There are a lot of Scriptures that we turn to in almost immediately in times of trouble. These are the Scriptures we're most likely to know by heart. They are the ones we're ready to offer our friends at a moment's notice. They are the ones that are emblazened on all of the things we wish to use as public declarations of faith - bumper stickers, T-shirts, coffee mugs. Football players have them on their eye masks; baseball players on their cleats. They are the fodder for many a tattoo.
They are the signs of our faith, and all we have to do is say the book, chapter, and verse, and these words of comfort and confidence are right there. John 3:16. Jeremiah 29:11. Psalm 23. Romans 8:28. And the list goes on and on.
We know the words, but do we know any more what these words mean? Do we really?
We really don't.
We know what these words mean to us. What we hope they mean. What we've taken them to mean in our darkest times of trouble when we needed them to mean a certain something. But we don't know what most of these verse really mean because if we did, we would know that these are not words of comfort, but words of calling - they are a call to live a deeper life of faith.
Yet, we have made them such shallow words.
You know what I'm talking about. You know how easy it is to roll your eyes when some of these verses are brought up. They are so overused, we think. So commonly quoted as to have become trite.
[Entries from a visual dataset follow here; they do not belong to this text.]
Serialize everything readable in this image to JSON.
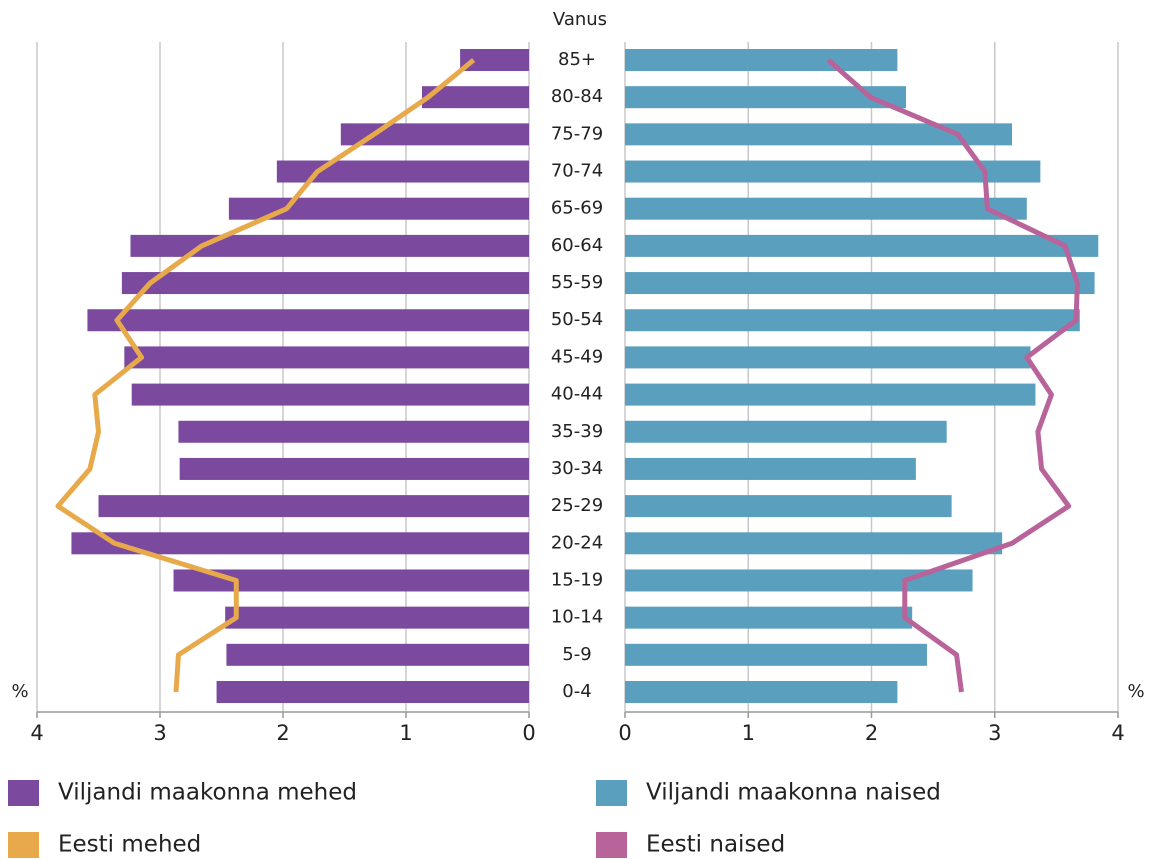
{
  "chart_data": {
    "type": "pyramid",
    "category_axis_title": "Vanus",
    "axis_label": "%",
    "categories": [
      "85+",
      "80-84",
      "75-79",
      "70-74",
      "65-69",
      "60-64",
      "55-59",
      "50-54",
      "45-49",
      "40-44",
      "35-39",
      "30-34",
      "25-29",
      "20-24",
      "15-19",
      "10-14",
      "5-9",
      "0-4"
    ],
    "xlim": [
      0,
      4
    ],
    "xticks": [
      0,
      1,
      2,
      3,
      4
    ],
    "grid": true,
    "series": [
      {
        "name": "Viljandi maakonna mehed",
        "color": "#7b4a9e",
        "side": "left",
        "kind": "bar",
        "values": [
          0.56,
          0.87,
          1.53,
          2.05,
          2.44,
          3.24,
          3.31,
          3.59,
          3.29,
          3.23,
          2.85,
          2.84,
          3.5,
          3.72,
          2.89,
          2.47,
          2.46,
          2.54
        ]
      },
      {
        "name": "Viljandi maakonna naised",
        "color": "#5b9fbf",
        "side": "right",
        "kind": "bar",
        "values": [
          2.21,
          2.28,
          3.14,
          3.37,
          3.26,
          3.84,
          3.81,
          3.69,
          3.29,
          3.33,
          2.61,
          2.36,
          2.65,
          3.06,
          2.82,
          2.33,
          2.45,
          2.21
        ]
      },
      {
        "name": "Eesti mehed",
        "color": "#e8a94a",
        "side": "left",
        "kind": "line",
        "values": [
          0.45,
          0.82,
          1.26,
          1.72,
          1.97,
          2.66,
          3.08,
          3.35,
          3.15,
          3.53,
          3.5,
          3.57,
          3.83,
          3.37,
          2.38,
          2.38,
          2.85,
          2.87
        ]
      },
      {
        "name": "Eesti naised",
        "color": "#b8639a",
        "side": "right",
        "kind": "line",
        "values": [
          1.65,
          1.99,
          2.7,
          2.92,
          2.94,
          3.57,
          3.67,
          3.66,
          3.26,
          3.46,
          3.35,
          3.38,
          3.6,
          3.14,
          2.27,
          2.27,
          2.69,
          2.73
        ]
      }
    ]
  }
}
We're really sick and tired of Christians using these verses as the answer to everything, particularly when we, as Christians, so easily find them the answer to nothing at all any more. They're just...empty.
The reason these verses are empty for us is not because they are overused, but because they have been completely removed from their context in order to comfort us. They're not trite; they're troubled. And that makes them troublesome. The way that we've come to use these verses in our modern culture, in both our secular and in our Christian worlds, has done something powerfully perverse to these Scriptures - it has set them up in such a way that, taking them tritely, our faith cannot help but fail us.
Yes, you read that right - our use of these Scriptures out of context almost demands that this faith, on which we rely for comfort, will fail us. How could it not?
So this week (and a bit into next, perhaps), we'll look at some of these verses and how they set our faith up for failure. We'll put them back into their proper context and reclaim their calling for a life of true faith, a faith that doesn't fail.